From the Research
Meropenem dosing in neonates with renal failure should be carefully adjusted based on gestational age, postnatal age, and degree of renal impairment, with a recommended approach of maintaining the standard dose but extending the dosing interval, as supported by the most recent study 1.
Key Considerations
- Standard neonatal meropenem dosing is 20-40 mg/kg/dose, with the higher end used for meningitis.
- In renal failure, dosing intervals should be extended from every 8-12 hours to every 12-24 hours depending on the severity of renal impairment.
- For severe renal failure (creatinine clearance <10 ml/min/1.73m²), consider extending to every 24 hours.
- Therapeutic drug monitoring is highly recommended when available to guide dosing, as meropenem clearance can be difficult to predict in neonates with renal failure and those undergoing continuous renal replacement therapy 1.
Rationale
Meropenem is primarily eliminated by the kidneys, with approximately 70% excreted unchanged in urine, making dose adjustment necessary in renal impairment to prevent drug accumulation and toxicity.

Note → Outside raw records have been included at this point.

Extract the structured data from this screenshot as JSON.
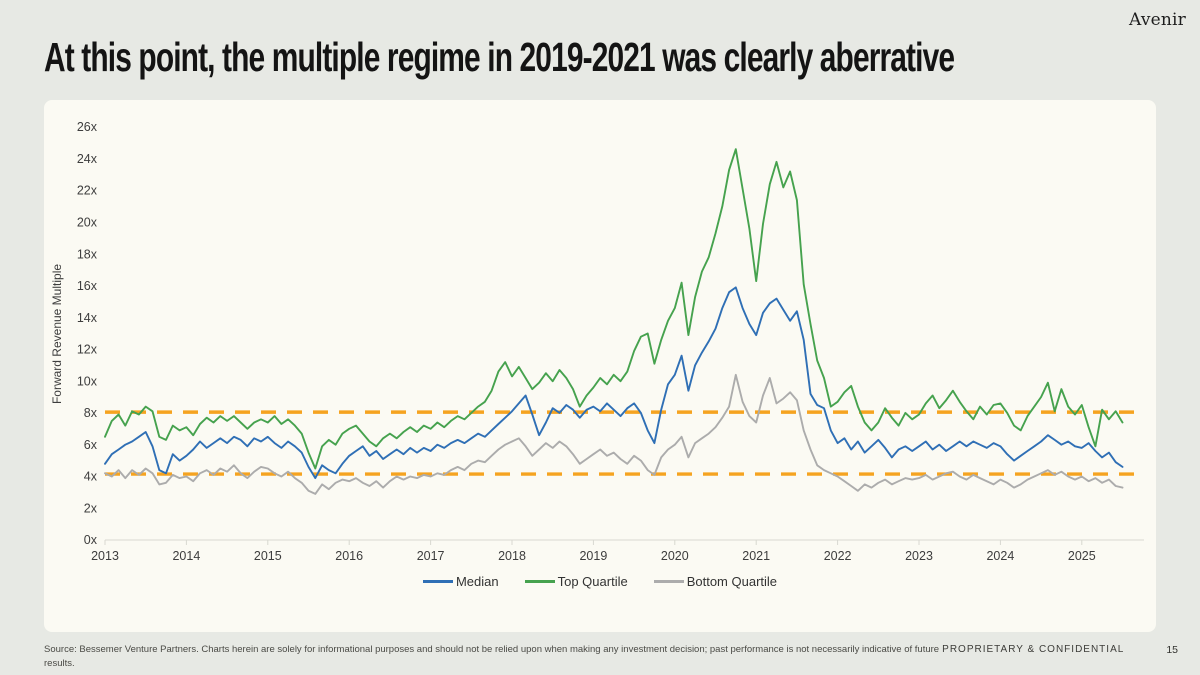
{
  "slide": {
    "logo": "Avenir",
    "title": "At this point, the multiple regime in 2019-2021 was clearly aberrative",
    "footer": {
      "source": "Source: Bessemer Venture Partners. Charts herein are solely for informational purposes and should not be relied upon when making any investment decision; past performance is not necessarily indicative of future results.",
      "classification": "PROPRIETARY & CONFIDENTIAL",
      "page_number": "15"
    }
  },
  "chart_data": {
    "type": "line",
    "title": "",
    "xlabel": "",
    "ylabel": "Forward Revenue Multiple",
    "ylim": [
      0,
      26
    ],
    "ytick_step": 2,
    "ytick_suffix": "x",
    "grid": false,
    "legend_position": "bottom",
    "x_tick_labels": [
      "2013",
      "2014",
      "2015",
      "2016",
      "2017",
      "2018",
      "2019",
      "2020",
      "2021",
      "2022",
      "2023",
      "2024",
      "2025"
    ],
    "x_start": 2013.0,
    "x_step": 0.0833333,
    "points_per_series": 151,
    "colors": {
      "median": "#2f6fb5",
      "top_quartile": "#46a24e",
      "bottom_quartile": "#acacac",
      "reference": "#f5a320"
    },
    "reference_lines": [
      {
        "name": "upper-band",
        "value": 8.05,
        "style": "dashed"
      },
      {
        "name": "lower-band",
        "value": 4.15,
        "style": "dashed"
      }
    ],
    "series": [
      {
        "name": "Median",
        "color": "#2f6fb5",
        "values": [
          4.8,
          5.4,
          5.7,
          6.0,
          6.2,
          6.5,
          6.8,
          5.9,
          4.4,
          4.2,
          5.4,
          5.0,
          5.3,
          5.7,
          6.2,
          5.8,
          6.1,
          6.4,
          6.1,
          6.5,
          6.3,
          5.9,
          6.4,
          6.2,
          6.5,
          6.1,
          5.8,
          6.2,
          5.9,
          5.5,
          4.6,
          3.9,
          4.7,
          4.4,
          4.2,
          4.8,
          5.3,
          5.6,
          5.9,
          5.3,
          5.6,
          5.1,
          5.4,
          5.7,
          5.4,
          5.8,
          5.5,
          5.8,
          5.6,
          6.0,
          5.8,
          6.1,
          6.3,
          6.1,
          6.4,
          6.7,
          6.5,
          6.9,
          7.3,
          7.7,
          8.1,
          8.6,
          9.1,
          7.9,
          6.6,
          7.4,
          8.3,
          8.0,
          8.5,
          8.2,
          7.7,
          8.2,
          8.4,
          8.1,
          8.6,
          8.2,
          7.8,
          8.3,
          8.6,
          8.0,
          6.9,
          6.1,
          8.2,
          9.8,
          10.4,
          11.6,
          9.4,
          11.0,
          11.8,
          12.5,
          13.3,
          14.6,
          15.6,
          15.9,
          14.6,
          13.6,
          12.9,
          14.3,
          14.9,
          15.2,
          14.5,
          13.8,
          14.4,
          12.6,
          9.2,
          8.5,
          8.3,
          6.9,
          6.1,
          6.4,
          5.7,
          6.2,
          5.5,
          5.9,
          6.3,
          5.8,
          5.2,
          5.7,
          5.9,
          5.6,
          5.9,
          6.2,
          5.7,
          6.0,
          5.6,
          5.9,
          6.2,
          5.9,
          6.2,
          6.0,
          5.8,
          6.1,
          5.9,
          5.4,
          5.0,
          5.3,
          5.6,
          5.9,
          6.2,
          6.6,
          6.3,
          6.0,
          6.2,
          5.9,
          5.8,
          6.1,
          5.6,
          5.2,
          5.5,
          4.9,
          4.6
        ]
      },
      {
        "name": "Top Quartile",
        "color": "#46a24e",
        "values": [
          6.5,
          7.5,
          7.9,
          7.2,
          8.1,
          7.9,
          8.4,
          8.1,
          6.5,
          6.3,
          7.2,
          6.9,
          7.1,
          6.6,
          7.3,
          7.7,
          7.4,
          7.8,
          7.5,
          7.8,
          7.4,
          7.0,
          7.4,
          7.6,
          7.4,
          7.8,
          7.3,
          7.6,
          7.2,
          6.7,
          5.5,
          4.5,
          5.9,
          6.3,
          6.0,
          6.7,
          7.0,
          7.2,
          6.7,
          6.2,
          5.9,
          6.4,
          6.7,
          6.4,
          6.8,
          7.1,
          6.8,
          7.2,
          7.0,
          7.4,
          7.1,
          7.5,
          7.8,
          7.6,
          8.0,
          8.4,
          8.7,
          9.4,
          10.6,
          11.2,
          10.3,
          10.9,
          10.2,
          9.5,
          9.9,
          10.5,
          10.0,
          10.7,
          10.2,
          9.5,
          8.4,
          9.1,
          9.6,
          10.2,
          9.8,
          10.4,
          10.0,
          10.6,
          11.9,
          12.8,
          13.0,
          11.1,
          12.6,
          13.8,
          14.6,
          16.2,
          12.9,
          15.3,
          16.9,
          17.8,
          19.3,
          21.0,
          23.3,
          24.6,
          22.1,
          19.6,
          16.3,
          19.9,
          22.4,
          23.8,
          22.2,
          23.2,
          21.4,
          16.1,
          13.6,
          11.3,
          10.2,
          8.4,
          8.7,
          9.3,
          9.7,
          8.4,
          7.4,
          6.9,
          7.4,
          8.3,
          7.7,
          7.2,
          8.0,
          7.6,
          7.9,
          8.6,
          9.1,
          8.3,
          8.8,
          9.4,
          8.7,
          8.1,
          7.6,
          8.4,
          7.9,
          8.5,
          8.6,
          8.0,
          7.2,
          6.9,
          7.8,
          8.4,
          9.0,
          9.9,
          8.1,
          9.5,
          8.4,
          7.9,
          8.5,
          7.1,
          5.9,
          8.2,
          7.6,
          8.1,
          7.4
        ]
      },
      {
        "name": "Bottom Quartile",
        "color": "#acacac",
        "values": [
          4.2,
          4.0,
          4.4,
          3.9,
          4.4,
          4.1,
          4.5,
          4.2,
          3.5,
          3.6,
          4.1,
          3.9,
          4.0,
          3.7,
          4.2,
          4.4,
          4.1,
          4.5,
          4.3,
          4.7,
          4.2,
          3.9,
          4.3,
          4.6,
          4.5,
          4.2,
          4.0,
          4.3,
          3.9,
          3.6,
          3.1,
          2.9,
          3.5,
          3.2,
          3.6,
          3.8,
          3.7,
          3.9,
          3.6,
          3.4,
          3.7,
          3.3,
          3.7,
          4.0,
          3.8,
          4.0,
          3.9,
          4.1,
          4.0,
          4.2,
          4.1,
          4.4,
          4.6,
          4.4,
          4.8,
          5.0,
          4.9,
          5.3,
          5.7,
          6.0,
          6.2,
          6.4,
          5.9,
          5.3,
          5.7,
          6.1,
          5.8,
          6.2,
          5.9,
          5.4,
          4.8,
          5.1,
          5.4,
          5.7,
          5.3,
          5.5,
          5.1,
          4.8,
          5.3,
          5.0,
          4.4,
          4.1,
          5.2,
          5.7,
          6.0,
          6.5,
          5.2,
          6.1,
          6.4,
          6.7,
          7.1,
          7.7,
          8.4,
          10.4,
          8.7,
          7.8,
          7.4,
          9.1,
          10.2,
          8.6,
          8.9,
          9.3,
          8.8,
          6.9,
          5.7,
          4.7,
          4.4,
          4.2,
          4.0,
          3.7,
          3.4,
          3.1,
          3.5,
          3.3,
          3.6,
          3.8,
          3.5,
          3.7,
          3.9,
          3.8,
          3.9,
          4.1,
          3.8,
          4.0,
          4.2,
          4.3,
          4.0,
          3.8,
          4.1,
          3.9,
          3.7,
          3.5,
          3.8,
          3.6,
          3.3,
          3.5,
          3.8,
          4.0,
          4.2,
          4.4,
          4.1,
          4.3,
          4.0,
          3.8,
          4.0,
          3.7,
          3.9,
          3.6,
          3.8,
          3.4,
          3.3
        ]
      }
    ]
  }
}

Monitoring and Adjustments
Clinicians should regularly reassess renal function, as it can change rapidly in neonates, particularly premature infants whose renal function is still developing. Signs of meropenem toxicity, such as seizures and thrombocytopenia, should be monitored closely in these vulnerable patients.
Additional Guidance
A study on critically ill children receiving continuous renal replacement therapy found that dosing of 20 mg/kg every 8 hours over 4 hours or 40 mg/kg every 8 hours over 2 hours achieved the pharmacokinetic/pharmacodynamic target in at least 90% of simulated patients 2. However, the most recent study 1 highlights the importance of individualized dosing and therapeutic drug monitoring in neonates with renal failure, making it the primary guide for dosing recommendations.